- Auteur Jacques Jarmasson
- Temps de lecture 4 min
Avignon : Un « Chœur battant » entre ferveur chorale et puissance symphonique à l’Opéra
L’Orchestre national Avignon-Provence a donné un concert sublime sous la direction d’Ustina Dubitsky avec le Choeur de l’Opéra Grand Avignon autour de l’univers choral germanique du XIXe siècle.

L’Orchestre national Avignon-Provence sous la direction de la cheffe allemande Ustina Dubitsky. ©Jacques Jarmasson
Ce vendredi 13 mars 2026, l’Opéra Grand Avignon a vibré avec intensité. Le concert « Chœur Battant », porté par l’Orchestre national Avignon-Provence et le Chœur de l’Opéra Grand Avignon, a offert au public une soirée d’une ampleur musicale exceptionnelle, où la ferveur chorale et la puissance symphonique se sont mêlées dans un élan d’une grande beauté.

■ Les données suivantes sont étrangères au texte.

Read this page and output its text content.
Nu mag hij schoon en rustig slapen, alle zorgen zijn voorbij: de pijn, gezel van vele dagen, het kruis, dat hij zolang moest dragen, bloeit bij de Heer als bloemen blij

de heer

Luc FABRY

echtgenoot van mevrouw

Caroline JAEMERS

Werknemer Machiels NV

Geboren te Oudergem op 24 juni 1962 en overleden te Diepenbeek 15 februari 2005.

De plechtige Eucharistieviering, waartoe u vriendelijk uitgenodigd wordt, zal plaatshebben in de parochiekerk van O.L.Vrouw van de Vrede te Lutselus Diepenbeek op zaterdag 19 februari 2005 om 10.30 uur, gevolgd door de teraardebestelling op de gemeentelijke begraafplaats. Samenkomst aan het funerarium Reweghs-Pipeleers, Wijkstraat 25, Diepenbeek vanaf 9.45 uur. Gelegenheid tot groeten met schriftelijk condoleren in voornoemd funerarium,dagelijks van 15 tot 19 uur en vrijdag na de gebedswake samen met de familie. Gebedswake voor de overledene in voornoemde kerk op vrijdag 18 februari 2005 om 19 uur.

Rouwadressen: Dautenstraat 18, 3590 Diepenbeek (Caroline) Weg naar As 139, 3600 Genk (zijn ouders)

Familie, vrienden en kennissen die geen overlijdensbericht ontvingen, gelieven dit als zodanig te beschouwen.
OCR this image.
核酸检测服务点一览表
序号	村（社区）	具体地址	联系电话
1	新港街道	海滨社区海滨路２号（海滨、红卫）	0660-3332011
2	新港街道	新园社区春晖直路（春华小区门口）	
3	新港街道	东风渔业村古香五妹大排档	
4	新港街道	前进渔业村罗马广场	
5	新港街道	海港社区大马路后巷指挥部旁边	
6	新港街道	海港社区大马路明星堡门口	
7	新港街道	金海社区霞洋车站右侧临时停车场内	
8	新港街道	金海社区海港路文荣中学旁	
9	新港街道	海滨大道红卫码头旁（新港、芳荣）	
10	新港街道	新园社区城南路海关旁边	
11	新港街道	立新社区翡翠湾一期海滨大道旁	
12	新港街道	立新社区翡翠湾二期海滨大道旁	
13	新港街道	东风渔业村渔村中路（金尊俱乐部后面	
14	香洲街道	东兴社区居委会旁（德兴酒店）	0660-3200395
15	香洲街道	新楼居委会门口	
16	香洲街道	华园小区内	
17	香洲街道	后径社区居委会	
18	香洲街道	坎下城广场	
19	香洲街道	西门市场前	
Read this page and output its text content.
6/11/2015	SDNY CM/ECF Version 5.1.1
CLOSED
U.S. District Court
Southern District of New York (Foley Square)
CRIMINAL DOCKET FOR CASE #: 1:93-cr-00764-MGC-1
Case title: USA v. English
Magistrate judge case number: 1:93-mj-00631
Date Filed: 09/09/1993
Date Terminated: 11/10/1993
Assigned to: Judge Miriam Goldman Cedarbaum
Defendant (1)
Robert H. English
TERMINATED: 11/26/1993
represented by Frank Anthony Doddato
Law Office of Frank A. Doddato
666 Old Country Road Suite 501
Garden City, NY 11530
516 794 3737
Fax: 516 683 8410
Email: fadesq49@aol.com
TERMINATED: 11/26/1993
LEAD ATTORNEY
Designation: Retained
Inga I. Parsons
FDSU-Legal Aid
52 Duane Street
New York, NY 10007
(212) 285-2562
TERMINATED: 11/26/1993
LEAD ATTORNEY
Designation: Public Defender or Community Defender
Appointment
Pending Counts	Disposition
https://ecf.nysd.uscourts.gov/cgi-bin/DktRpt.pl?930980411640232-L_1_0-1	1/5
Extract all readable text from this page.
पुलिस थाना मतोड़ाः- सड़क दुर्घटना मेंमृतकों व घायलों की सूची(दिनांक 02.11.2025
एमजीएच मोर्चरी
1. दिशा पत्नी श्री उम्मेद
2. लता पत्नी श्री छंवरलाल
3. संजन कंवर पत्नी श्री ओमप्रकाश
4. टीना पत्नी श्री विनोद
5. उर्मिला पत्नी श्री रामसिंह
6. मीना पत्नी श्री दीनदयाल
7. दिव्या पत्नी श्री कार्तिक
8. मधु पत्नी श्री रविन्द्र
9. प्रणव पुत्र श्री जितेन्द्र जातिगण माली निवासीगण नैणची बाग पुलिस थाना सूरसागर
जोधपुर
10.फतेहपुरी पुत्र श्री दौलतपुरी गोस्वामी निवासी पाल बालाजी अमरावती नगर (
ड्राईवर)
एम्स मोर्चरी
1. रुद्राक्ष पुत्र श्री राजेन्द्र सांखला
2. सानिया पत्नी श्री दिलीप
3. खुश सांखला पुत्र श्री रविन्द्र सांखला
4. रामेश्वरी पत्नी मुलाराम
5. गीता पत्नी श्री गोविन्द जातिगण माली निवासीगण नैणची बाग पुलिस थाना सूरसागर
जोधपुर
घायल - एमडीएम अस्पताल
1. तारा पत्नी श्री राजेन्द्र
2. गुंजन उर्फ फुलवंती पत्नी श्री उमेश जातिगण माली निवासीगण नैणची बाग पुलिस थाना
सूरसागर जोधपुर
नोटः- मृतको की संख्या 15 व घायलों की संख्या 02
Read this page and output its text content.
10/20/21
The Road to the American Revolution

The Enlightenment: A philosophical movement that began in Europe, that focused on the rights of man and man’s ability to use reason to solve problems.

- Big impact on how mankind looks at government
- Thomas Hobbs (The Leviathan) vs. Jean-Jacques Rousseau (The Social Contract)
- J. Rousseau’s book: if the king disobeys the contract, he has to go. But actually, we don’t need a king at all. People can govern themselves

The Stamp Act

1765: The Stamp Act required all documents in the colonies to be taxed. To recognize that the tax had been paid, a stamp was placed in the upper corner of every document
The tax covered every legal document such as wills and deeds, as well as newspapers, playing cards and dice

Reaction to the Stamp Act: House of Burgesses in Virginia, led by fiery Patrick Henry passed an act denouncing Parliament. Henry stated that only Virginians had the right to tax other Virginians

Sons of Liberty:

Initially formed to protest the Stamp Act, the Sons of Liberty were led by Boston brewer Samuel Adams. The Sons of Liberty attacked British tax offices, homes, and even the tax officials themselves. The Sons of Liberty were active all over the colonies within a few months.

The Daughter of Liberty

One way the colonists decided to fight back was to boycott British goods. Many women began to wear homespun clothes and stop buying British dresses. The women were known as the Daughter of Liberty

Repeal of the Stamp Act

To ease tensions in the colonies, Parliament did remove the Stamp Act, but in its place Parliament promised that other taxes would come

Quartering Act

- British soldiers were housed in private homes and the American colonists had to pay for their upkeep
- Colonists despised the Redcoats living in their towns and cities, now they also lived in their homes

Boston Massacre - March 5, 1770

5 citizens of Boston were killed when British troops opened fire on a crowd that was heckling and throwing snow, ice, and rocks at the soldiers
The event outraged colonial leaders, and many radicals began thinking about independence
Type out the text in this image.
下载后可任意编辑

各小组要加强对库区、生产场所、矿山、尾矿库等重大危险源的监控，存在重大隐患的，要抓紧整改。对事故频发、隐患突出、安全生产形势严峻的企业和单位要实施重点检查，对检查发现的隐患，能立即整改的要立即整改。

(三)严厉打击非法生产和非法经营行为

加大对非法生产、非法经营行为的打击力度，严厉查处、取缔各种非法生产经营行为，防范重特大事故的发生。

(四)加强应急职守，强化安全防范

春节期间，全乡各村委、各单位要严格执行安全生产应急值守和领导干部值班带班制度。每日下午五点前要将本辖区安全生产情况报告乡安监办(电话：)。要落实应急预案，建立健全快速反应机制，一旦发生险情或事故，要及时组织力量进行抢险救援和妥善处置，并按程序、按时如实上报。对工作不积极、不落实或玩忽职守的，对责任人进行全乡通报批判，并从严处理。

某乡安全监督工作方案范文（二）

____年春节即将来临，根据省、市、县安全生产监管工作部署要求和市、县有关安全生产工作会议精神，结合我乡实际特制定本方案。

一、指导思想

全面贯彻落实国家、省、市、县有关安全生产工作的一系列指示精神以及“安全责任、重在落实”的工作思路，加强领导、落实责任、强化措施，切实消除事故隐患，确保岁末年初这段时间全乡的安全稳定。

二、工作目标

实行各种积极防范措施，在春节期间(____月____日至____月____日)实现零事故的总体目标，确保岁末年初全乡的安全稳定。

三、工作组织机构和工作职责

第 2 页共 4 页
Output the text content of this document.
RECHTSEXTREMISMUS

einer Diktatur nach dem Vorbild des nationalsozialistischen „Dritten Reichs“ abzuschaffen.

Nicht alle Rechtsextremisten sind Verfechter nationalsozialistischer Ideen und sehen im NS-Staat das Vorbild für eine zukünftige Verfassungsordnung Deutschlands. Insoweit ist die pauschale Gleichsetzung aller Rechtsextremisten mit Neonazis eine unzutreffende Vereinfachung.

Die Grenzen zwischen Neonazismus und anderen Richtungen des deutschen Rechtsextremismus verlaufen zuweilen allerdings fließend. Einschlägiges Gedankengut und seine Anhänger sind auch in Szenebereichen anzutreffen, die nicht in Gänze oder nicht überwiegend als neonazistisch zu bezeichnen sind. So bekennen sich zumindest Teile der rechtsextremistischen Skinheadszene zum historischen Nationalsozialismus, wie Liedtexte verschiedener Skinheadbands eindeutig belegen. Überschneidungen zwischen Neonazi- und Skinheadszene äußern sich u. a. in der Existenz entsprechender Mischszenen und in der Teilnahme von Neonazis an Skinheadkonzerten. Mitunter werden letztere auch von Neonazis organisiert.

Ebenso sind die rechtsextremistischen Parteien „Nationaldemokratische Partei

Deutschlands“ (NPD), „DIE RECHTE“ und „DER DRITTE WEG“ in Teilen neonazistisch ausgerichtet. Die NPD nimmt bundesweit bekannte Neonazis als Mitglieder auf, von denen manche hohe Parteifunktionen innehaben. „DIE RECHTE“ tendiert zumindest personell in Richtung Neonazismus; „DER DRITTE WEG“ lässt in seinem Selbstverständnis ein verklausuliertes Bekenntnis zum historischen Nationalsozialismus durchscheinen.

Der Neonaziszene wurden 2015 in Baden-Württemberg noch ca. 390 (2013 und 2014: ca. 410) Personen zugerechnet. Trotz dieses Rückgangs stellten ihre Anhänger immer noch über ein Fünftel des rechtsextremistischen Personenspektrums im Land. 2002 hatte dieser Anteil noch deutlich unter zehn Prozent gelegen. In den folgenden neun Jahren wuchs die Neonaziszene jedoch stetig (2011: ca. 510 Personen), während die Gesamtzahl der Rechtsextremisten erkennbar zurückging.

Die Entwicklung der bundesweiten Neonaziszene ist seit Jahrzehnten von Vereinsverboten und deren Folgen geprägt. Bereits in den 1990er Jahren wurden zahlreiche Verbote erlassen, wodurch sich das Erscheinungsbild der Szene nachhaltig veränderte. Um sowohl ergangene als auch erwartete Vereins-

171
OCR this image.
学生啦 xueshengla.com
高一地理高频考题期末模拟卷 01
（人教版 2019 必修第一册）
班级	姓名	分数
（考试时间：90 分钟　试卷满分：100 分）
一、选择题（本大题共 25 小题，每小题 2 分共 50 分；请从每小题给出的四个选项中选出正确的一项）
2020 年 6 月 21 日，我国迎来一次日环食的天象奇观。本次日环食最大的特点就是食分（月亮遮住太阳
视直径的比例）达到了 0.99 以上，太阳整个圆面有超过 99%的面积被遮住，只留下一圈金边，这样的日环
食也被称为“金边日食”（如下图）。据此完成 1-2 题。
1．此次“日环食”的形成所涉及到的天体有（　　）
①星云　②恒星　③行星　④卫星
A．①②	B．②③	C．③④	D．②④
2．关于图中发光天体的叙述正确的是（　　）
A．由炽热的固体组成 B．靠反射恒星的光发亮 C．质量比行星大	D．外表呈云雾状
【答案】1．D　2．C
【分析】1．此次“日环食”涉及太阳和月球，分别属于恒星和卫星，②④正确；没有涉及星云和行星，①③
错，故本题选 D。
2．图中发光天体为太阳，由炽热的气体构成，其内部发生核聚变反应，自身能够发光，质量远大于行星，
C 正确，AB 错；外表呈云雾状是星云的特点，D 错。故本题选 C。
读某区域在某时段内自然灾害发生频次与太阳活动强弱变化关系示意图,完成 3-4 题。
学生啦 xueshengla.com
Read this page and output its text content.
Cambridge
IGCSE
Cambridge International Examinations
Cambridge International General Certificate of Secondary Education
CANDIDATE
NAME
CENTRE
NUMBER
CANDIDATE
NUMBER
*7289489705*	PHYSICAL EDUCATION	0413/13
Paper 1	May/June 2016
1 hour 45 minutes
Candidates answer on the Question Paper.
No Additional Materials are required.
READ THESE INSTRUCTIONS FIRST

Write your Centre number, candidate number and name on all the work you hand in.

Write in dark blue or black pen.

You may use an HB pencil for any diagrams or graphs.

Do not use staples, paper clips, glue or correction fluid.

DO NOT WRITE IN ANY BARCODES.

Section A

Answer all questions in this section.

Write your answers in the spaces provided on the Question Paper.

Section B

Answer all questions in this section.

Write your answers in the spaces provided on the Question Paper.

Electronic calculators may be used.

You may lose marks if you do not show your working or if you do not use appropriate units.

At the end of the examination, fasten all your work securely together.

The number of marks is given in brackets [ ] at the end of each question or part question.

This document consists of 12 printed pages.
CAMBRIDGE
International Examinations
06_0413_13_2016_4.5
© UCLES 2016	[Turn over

Un chœur battant avec l'Orchestre national d'Avignon-Provence et le Chœur de l'Opéra Grand Avignon
Une ampleur exceptionnelle
Sous la direction de la cheffe allemande Ustina Dubitsky, et avec la complicité artistique du chef de chœur et organiste Alan Woodbridge, ce programme singulier explorait l’univers choral germanique du XIXᵉ siècle.
Une prière délicate et lumineuse
Dès les premières mesures du Nachtlied de Max Reger, la salle a été plongée dans une atmosphère d’une extrême douceur. Cette « Ode à la nuit », prière délicate et lumineuse, a révélé la finesse du chœur. Une entrée en matière empreinte d’une grande sérénité.
Les pages de Ludwig van Beethoven ont prolongé cette élévation. La cantate pour chœur et orchestre Meeresstille und glückliche Fahrt, (Mer calme et heureux voyage) inspirée des vers de Goethe, a peint avec une finesse saisissante l’immobilité mystérieuse de la mer avant l’élan libérateur du vent.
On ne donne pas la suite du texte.